Las Vegas Review-Journal (Sunday)
Campus protest
PERHAPS the folks up Berkeley are finally starting to wise up. If you tolerate violent protests, you’ll get more of them. If you telegraph that there will be consequences for those who break the law during demonstrations, the students may be less tempted to go on a rampage.
Last week, conservative speaker Ben Shapiro addressed a group of students at the University of California’s flagship campus. The speech went off without a hitch despite fears that progressive agitators would try to scuttle the address, as they had earlier this year when other right-wing speakers came to campus. Instead, a few hundred protesters marched outside the venue without incident.
That’s how it should be.
The difference this time? The police turned out in force. The Associated Press reported that they “sealed off the building where Mr. Shapiro was speaking” and also installed “barricades to keep protesters at a distance.” This is stark contrast to previous demonstrations that led to injuries and property damage when the authorities refused to intervene.
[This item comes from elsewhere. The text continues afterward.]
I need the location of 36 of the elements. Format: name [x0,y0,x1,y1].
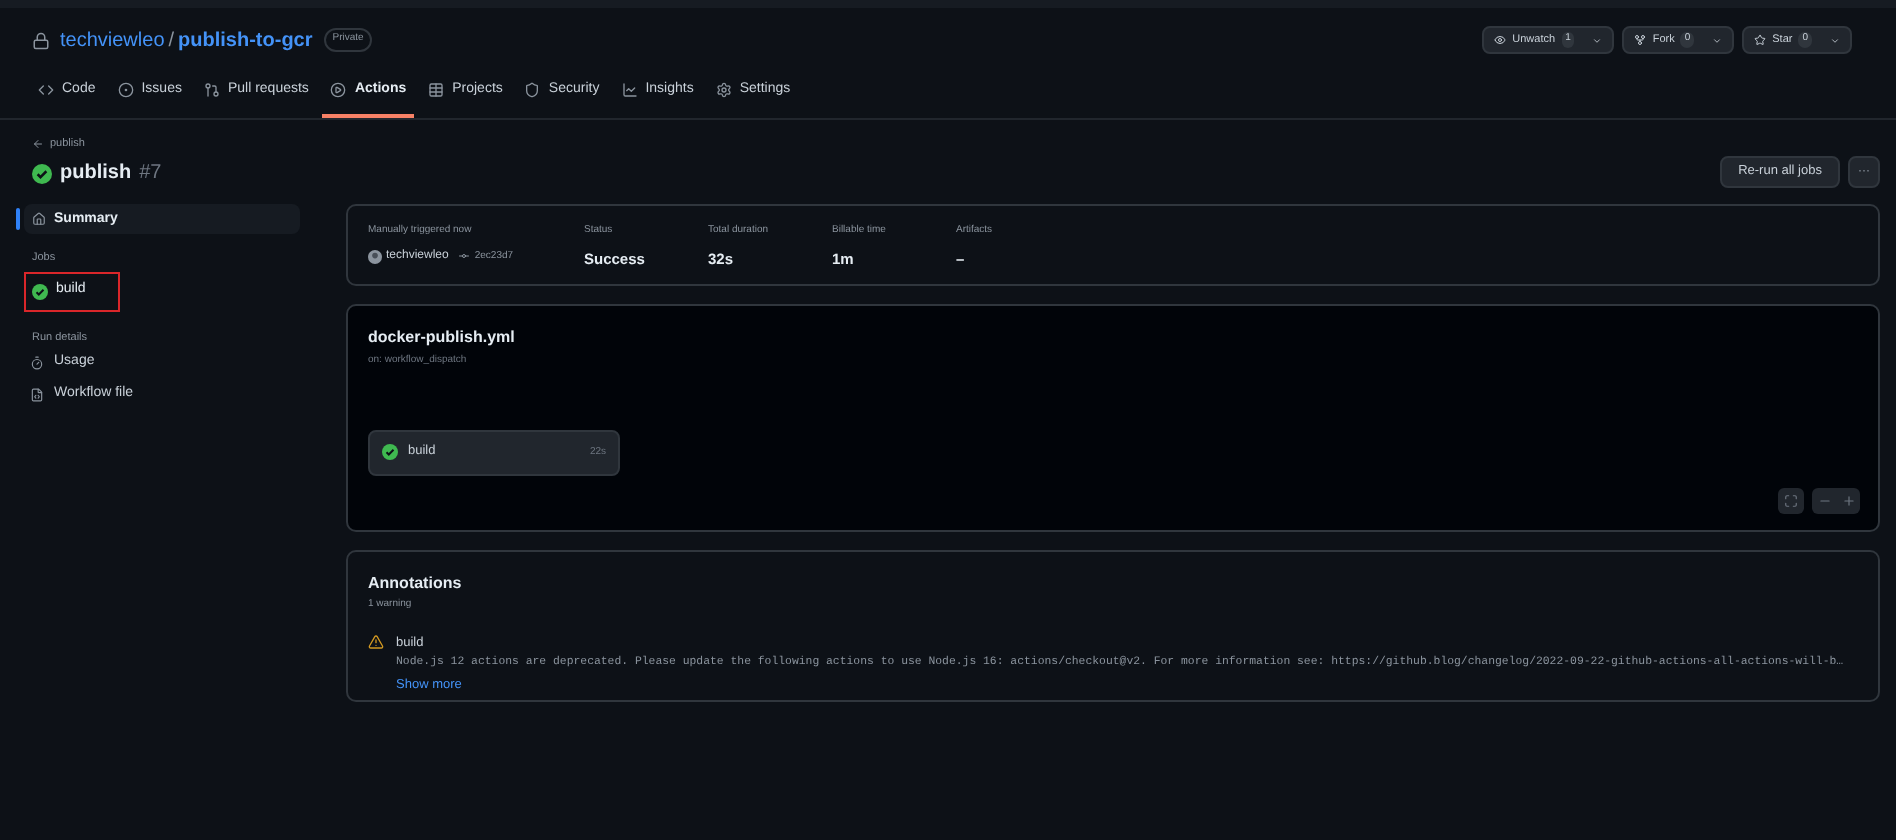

Campus administrators were so intimidated by the progressive mobs that the Wall Street Journal reported last month the school spent $9,000 to install a new door in the chancellor’s office to give him a quick exit in case he was endangered by student protests.
A Cal-Berkeley spokeswoman told the AP that security for the Shapiro event cost $600,000. “It’s an incredible amount of money,” she said. “And while we don’t regret that we spent it given the event was held peacefully, we certainly would have rather spent it on other purposes.”
Such large security expenditures wouldn’t be necessary, of course, if school administrators had previously done their jobs instead of cowering in the corner while the inmates looted the asylum.